Id. at 429-30, 788 A.2d at 635 (citation omitted). The Johnson Court cited Carbaugh v. State, 294 Md. 323, 329-30, 449 A.2d 1153, 1156-57 (1982), overruled on other grounds by Walczak v. State, 302 Md. 422, 426, 488 A.2d 949, 951 (1985), for the proposition that "the disposition of State's case against one defendant will not collaterally estop relitigation of a common factual issue in a subsequent prosecution of a different defendant because of the nonmutuality of the parties in the two cases." 367 Md. at 429-30, 788 A.2d at 635. See also Bailey v. State, 303 Md. 650, 660-61, 496 A.2d 665, 670 (1985) (rejecting collateral estoppel claim where defendant was convicted in New Jersey of receiving stolen property and convicted in Maryland, based on the same facts, of robbery with a deadly weapon, because New Jersey and Maryland were different parties).

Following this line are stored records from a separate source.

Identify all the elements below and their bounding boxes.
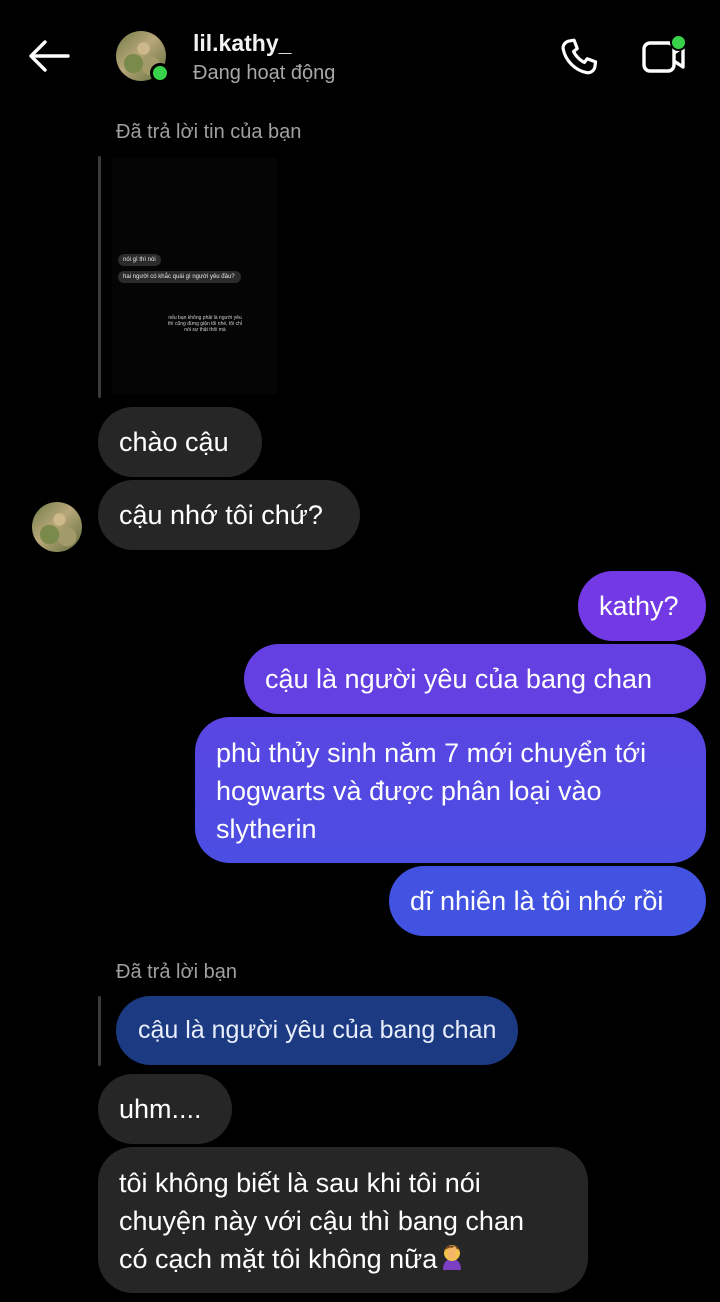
online-status-dot	[150, 63, 170, 83]
message-bubble-received[interactable]: uhm....	[98, 1074, 232, 1144]
sender-avatar[interactable]	[32, 502, 82, 552]
woman-facepalming-emoji-icon	[437, 1242, 467, 1272]
chat-header: lil.kathy_ Đang hoạt động	[0, 0, 720, 112]
reply-indicator-bar	[98, 996, 101, 1066]
message-reply-label: Đã trả lời bạn	[116, 961, 237, 983]
video-call-button[interactable]	[636, 32, 690, 82]
story-bubble: nói gì thì nói	[118, 254, 161, 266]
video-notification-dot	[670, 34, 687, 51]
avatar[interactable]	[116, 31, 170, 83]
message-bubble-sent[interactable]: phù thủy sinh năm 7 mới chuyển tới hogwa…	[195, 717, 706, 863]
reply-indicator-bar	[98, 156, 101, 398]
quoted-message[interactable]: cậu là người yêu của bang chan	[116, 996, 518, 1065]
message-bubble-received[interactable]: cậu nhớ tôi chứ?	[98, 480, 360, 550]
message-bubble-received[interactable]: chào cậu	[98, 407, 262, 477]
message-bubble-sent[interactable]: dĩ nhiên là tôi nhớ rồi	[389, 866, 706, 936]
story-caption: nếu bạn không phải là người yêu thì cũng…	[168, 315, 242, 333]
message-bubble-sent[interactable]: kathy?	[578, 571, 706, 641]
phone-icon	[561, 38, 598, 75]
story-bubble: hai người có khắc quái gì người yêu đâu?	[118, 271, 241, 283]
arrow-left-icon	[29, 40, 70, 72]
message-bubble-received[interactable]: tôi không biết là sau khi tôi nói chuyện…	[98, 1147, 588, 1293]
message-text: tôi không biết là sau khi tôi nói chuyện…	[119, 1168, 524, 1274]
back-button[interactable]	[22, 32, 76, 80]
active-status: Đang hoạt động	[193, 62, 336, 84]
message-bubble-sent[interactable]: cậu là người yêu của bang chan	[244, 644, 706, 714]
story-reply-label: Đã trả lời tin của bạn	[116, 121, 302, 143]
call-button[interactable]	[555, 34, 603, 80]
story-thumbnail[interactable]: nói gì thì nói hai người có khắc quái gì…	[112, 158, 277, 394]
username[interactable]: lil.kathy_	[193, 30, 291, 57]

This case presents the opposite situation of Johnson and Carbaugh, but the principle remains the same. In this case, the appellant was a party to both the protective order case and the criminal case, but the State was not a party to the protective order case. Although the State may file a petition for protection from abuse on behalf of a minor or vulnerable adult, see Md. Code (1984, 2006 Repl. Vol., 2011 Cum. Supp.), § 4-501(o)(2) of the Family Law Article (defining "petitioner" as either "a person eligible for relief" or a person who seeks relief on behalf of a minor or vulnerable adult, such as a State's Attorney or county department of social services), there is no dispute that, in this case, Mrs. Tubaya filed the petition on her own behalf. As the State was not a party to the protective order case, it had no prior opportunity to litigate whether the assault took place and thus could not be estopped from litigating that fact in the appellant's subsequent criminal case. Accordingly, the circuit court did not err in denying the appellant's motion to dismiss.

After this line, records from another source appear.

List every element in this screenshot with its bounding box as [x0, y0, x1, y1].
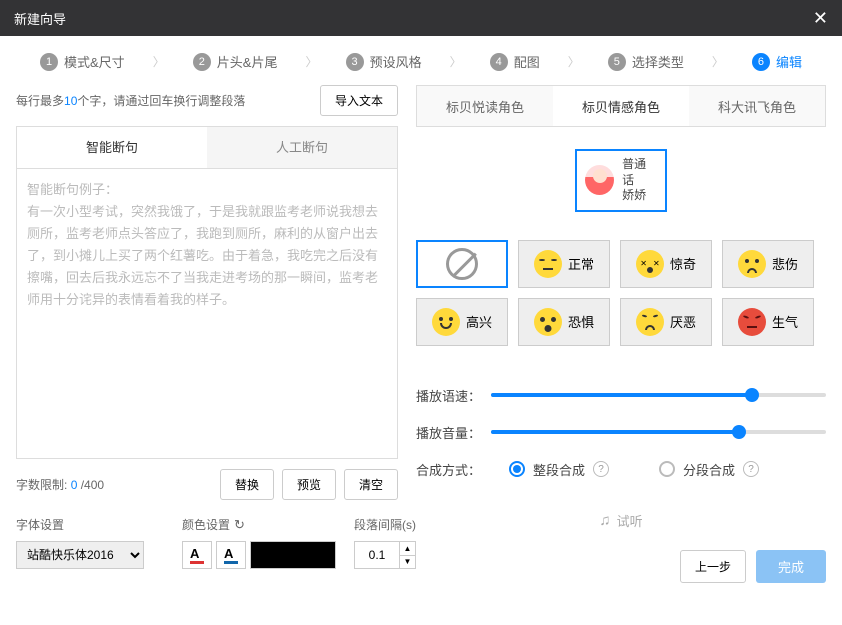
disgust-face-icon [636, 308, 664, 336]
import-text-button[interactable]: 导入文本 [320, 85, 398, 116]
step-2[interactable]: 2片头&片尾 [193, 52, 278, 71]
tab-manual-split[interactable]: 人工断句 [207, 127, 397, 168]
step-6[interactable]: 6编辑 [752, 52, 802, 71]
text-color-button-2[interactable]: A [216, 541, 246, 569]
angry-face-icon [738, 308, 766, 336]
emotion-sad[interactable]: 悲伤 [722, 240, 814, 288]
window-title: 新建向导 [14, 9, 66, 28]
emotion-surprise[interactable]: ✕✕惊奇 [620, 240, 712, 288]
volume-label: 播放音量： [416, 423, 481, 442]
voice-card-jiaojiao[interactable]: 普通话 娇娇 [575, 149, 667, 212]
spinner-down[interactable]: ▼ [400, 556, 415, 569]
step-1[interactable]: 1模式&尺寸 [40, 52, 125, 71]
clear-button[interactable]: 清空 [344, 469, 398, 500]
radio-icon [659, 461, 675, 477]
font-select[interactable]: 站酷快乐体2016 [16, 541, 144, 569]
tab-biaobei-emotion[interactable]: 标贝情感角色 [553, 86, 689, 126]
emotion-grid: 正常 ✕✕惊奇 悲伤 高兴 恐惧 厌恶 生气 [416, 240, 826, 346]
spinner-up[interactable]: ▲ [400, 542, 415, 556]
tab-iflytek[interactable]: 科大讯飞角色 [689, 86, 825, 126]
chevron-right-icon: 〉 [712, 53, 724, 70]
sad-face-icon [738, 250, 766, 278]
emotion-none[interactable] [416, 240, 508, 288]
radio-split-synth[interactable]: 分段合成? [659, 460, 759, 479]
surprise-face-icon: ✕✕ [636, 250, 664, 278]
paragraph-interval-label: 段落间隔(s) [354, 516, 416, 533]
speed-label: 播放语速： [416, 386, 481, 405]
wizard-steps: 1模式&尺寸 〉 2片头&片尾 〉 3预设风格 〉 4配图 〉 5选择类型 〉 6编辑 [0, 36, 842, 85]
emotion-normal[interactable]: 正常 [518, 240, 610, 288]
segmentation-tabs: 智能断句 人工断句 [16, 126, 398, 169]
preview-button[interactable]: 预览 [282, 469, 336, 500]
happy-face-icon [432, 308, 460, 336]
tab-smart-split[interactable]: 智能断句 [17, 127, 207, 168]
refresh-icon[interactable]: ↻ [234, 517, 245, 533]
step-5[interactable]: 5选择类型 [608, 52, 684, 71]
help-icon[interactable]: ? [593, 461, 609, 477]
finish-button[interactable]: 完成 [756, 550, 826, 583]
font-setting-label: 字体设置 [16, 516, 164, 533]
titlebar: 新建向导 ✕ [0, 0, 842, 36]
headphone-icon: ♫ [599, 512, 610, 529]
text-color-button[interactable]: A [182, 541, 212, 569]
text-input-area[interactable]: 智能断句例子： 有一次小型考试，突然我饿了，于是我就跟监考老师说我想去厕所，监考… [16, 169, 398, 459]
emotion-disgust[interactable]: 厌恶 [620, 298, 712, 346]
replace-button[interactable]: 替换 [220, 469, 274, 500]
emotion-happy[interactable]: 高兴 [416, 298, 508, 346]
step-4[interactable]: 4配图 [490, 52, 540, 71]
radio-icon [509, 461, 525, 477]
chevron-right-icon: 〉 [568, 53, 580, 70]
color-setting-label: 颜色设置 ↻ [182, 516, 336, 533]
synth-label: 合成方式： [416, 460, 481, 479]
emotion-fear[interactable]: 恐惧 [518, 298, 610, 346]
close-icon[interactable]: ✕ [813, 8, 828, 29]
chevron-right-icon: 〉 [306, 53, 318, 70]
step-3[interactable]: 3预设风格 [346, 52, 422, 71]
volume-slider[interactable] [491, 430, 826, 434]
speed-slider[interactable] [491, 393, 826, 397]
tab-biaobei-read[interactable]: 标贝悦读角色 [417, 86, 553, 126]
voice-name: 普通话 娇娇 [622, 157, 657, 204]
radio-whole-synth[interactable]: 整段合成? [509, 460, 609, 479]
char-count: 字数限制: 0 /400 [16, 476, 104, 493]
chevron-right-icon: 〉 [450, 53, 462, 70]
help-icon[interactable]: ? [743, 461, 759, 477]
neutral-face-icon [534, 250, 562, 278]
emotion-angry[interactable]: 生气 [722, 298, 814, 346]
paragraph-interval-spinner[interactable]: 0.1 ▲▼ [354, 541, 416, 569]
avatar [585, 165, 614, 195]
color-swatch[interactable] [250, 541, 336, 569]
prev-step-button[interactable]: 上一步 [680, 550, 746, 583]
chevron-right-icon: 〉 [153, 53, 165, 70]
import-hint: 每行最多10个字，请通过回车换行调整段落 [16, 92, 245, 109]
listen-button[interactable]: ♫试听 [416, 501, 826, 550]
voice-provider-tabs: 标贝悦读角色 标贝情感角色 科大讯飞角色 [416, 85, 826, 127]
fear-face-icon [534, 308, 562, 336]
none-icon [446, 248, 478, 280]
placeholder-text: 智能断句例子： 有一次小型考试，突然我饿了，于是我就跟监考老师说我想去厕所，监考… [27, 179, 387, 312]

The appellant's reliance on Bowling and White v. State, 109 Md. App. 350, 674 A.2d 566 (1996), is misplaced. Both cases involved child in need of assistance (CINA) proceedings and subsequent prosecutions for sexual offenses that were based on the same facts as the CINA proceedings. Unlike a protective order proceeding, the State is ordinarily the petitioner in a CINA proceeding in the form of a county department of social services. See Md. Code (1974, 2006 Repl. Vol.), § 3-809 of the Courts and Judicial Proceedings Article. The State was indeed a party to the CINA proceedings discussed in Bowling and White, meaning there was mutuality of parties between the first (CINA) and second (criminal) proceedings. As such, those decisions are not applicable to the case at bar.